The decline in African child mortality is speeding up. In most countries it now falling about twice as fast as during the early 2000s and 1990s. More striking, the average fall is faster than it was in China in the early 1980s, when child mortality was declining around 3% a year, admittedly from a lower base.
What makes a big difference, Mr. Demombynes argues, is some combination of broad economic growth and specific public-health policies, notably the increase in the use of insecticide-treated bednets (ITNs) which discourage mosquitoes, which cause malaria.MP: Another amazing success story of a significant improvement in a key health metric that contributes to a consistent increase in living standards around the world. And the key factor in Africa's reduction in child mortality wasn't the standard solution of foreign aid, but more likely a combination of accelerating economic growth, advances in technology and more sensible government policies. In other words, it seems like factors internal to Africa were more important than external factors like foreign aid.

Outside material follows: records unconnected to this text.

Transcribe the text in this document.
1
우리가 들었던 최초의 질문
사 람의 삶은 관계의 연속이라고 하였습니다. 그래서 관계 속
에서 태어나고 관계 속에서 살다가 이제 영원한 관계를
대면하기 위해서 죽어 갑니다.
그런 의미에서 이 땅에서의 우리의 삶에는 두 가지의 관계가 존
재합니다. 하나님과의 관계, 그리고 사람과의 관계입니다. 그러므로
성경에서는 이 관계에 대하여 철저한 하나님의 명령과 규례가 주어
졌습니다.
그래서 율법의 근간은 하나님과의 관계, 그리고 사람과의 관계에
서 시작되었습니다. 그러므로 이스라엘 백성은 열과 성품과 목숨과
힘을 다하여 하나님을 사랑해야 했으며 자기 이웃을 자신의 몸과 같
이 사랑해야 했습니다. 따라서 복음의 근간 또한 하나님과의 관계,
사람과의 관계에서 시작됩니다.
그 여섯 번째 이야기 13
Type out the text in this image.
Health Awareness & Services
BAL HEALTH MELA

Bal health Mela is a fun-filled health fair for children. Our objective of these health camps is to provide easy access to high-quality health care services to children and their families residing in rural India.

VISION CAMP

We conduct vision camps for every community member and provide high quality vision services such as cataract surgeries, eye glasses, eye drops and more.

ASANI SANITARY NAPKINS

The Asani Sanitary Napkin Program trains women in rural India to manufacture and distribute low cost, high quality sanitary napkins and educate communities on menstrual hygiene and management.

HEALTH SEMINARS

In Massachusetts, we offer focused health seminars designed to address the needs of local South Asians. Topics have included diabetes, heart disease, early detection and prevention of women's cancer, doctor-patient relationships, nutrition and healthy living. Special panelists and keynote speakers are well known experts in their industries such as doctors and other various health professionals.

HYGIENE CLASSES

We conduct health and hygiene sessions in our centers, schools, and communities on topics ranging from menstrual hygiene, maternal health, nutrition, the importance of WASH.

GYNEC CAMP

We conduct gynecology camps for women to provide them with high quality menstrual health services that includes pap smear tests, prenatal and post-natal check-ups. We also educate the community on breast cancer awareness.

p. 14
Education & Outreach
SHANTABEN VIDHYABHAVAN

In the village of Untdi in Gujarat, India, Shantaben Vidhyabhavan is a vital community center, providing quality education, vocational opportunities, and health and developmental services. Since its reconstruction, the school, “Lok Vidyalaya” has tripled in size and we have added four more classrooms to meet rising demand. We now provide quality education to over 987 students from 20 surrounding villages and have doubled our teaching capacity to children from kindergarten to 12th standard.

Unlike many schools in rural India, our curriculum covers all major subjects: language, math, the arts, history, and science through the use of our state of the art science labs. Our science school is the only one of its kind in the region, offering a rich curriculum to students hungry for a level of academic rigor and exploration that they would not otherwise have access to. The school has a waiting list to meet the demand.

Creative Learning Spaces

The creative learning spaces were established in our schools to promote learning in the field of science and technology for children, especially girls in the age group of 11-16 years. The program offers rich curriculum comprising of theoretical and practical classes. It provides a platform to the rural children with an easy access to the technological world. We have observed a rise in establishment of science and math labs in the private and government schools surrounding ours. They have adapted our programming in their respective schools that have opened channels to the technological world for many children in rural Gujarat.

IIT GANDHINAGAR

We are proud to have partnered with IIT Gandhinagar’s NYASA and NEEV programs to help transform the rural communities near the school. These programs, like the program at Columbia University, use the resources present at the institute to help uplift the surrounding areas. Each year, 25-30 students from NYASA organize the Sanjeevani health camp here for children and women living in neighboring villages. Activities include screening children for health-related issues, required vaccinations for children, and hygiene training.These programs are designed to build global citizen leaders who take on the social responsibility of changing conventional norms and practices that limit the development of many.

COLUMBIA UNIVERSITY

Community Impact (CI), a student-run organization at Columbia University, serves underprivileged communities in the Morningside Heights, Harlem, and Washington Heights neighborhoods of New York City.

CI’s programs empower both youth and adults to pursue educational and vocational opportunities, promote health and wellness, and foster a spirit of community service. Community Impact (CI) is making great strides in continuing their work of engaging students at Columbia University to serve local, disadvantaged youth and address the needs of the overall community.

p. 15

Bednets are often taken as classic examples of the benefits of aid, since in the past they were pioneered by foreign charities. Consistent with the view that aid is vital, Jeffrey Sachs, an American economist, recently claimed that a big drop in child mortality in his Millennium Villages project (a group of African villages that his Earth Institute of Columbia University, New York, is helping) is the result of large increases in aid to villagers. In fact, argues Mr. Demombynes, the mortality decline in these villages was no better than in the countries as a whole.
The broad moral of the story is different: aid does not seem to have been the decisive factor in cutting child mortality. No single thing was. But better policies, better government, new technology and other benefits are starting to bear fruit. “This will be startling news for anyone who still thinks Africa is mired in unending poverty and death,” says Mr. Clemens. But “that Africa is slipping quickly away.”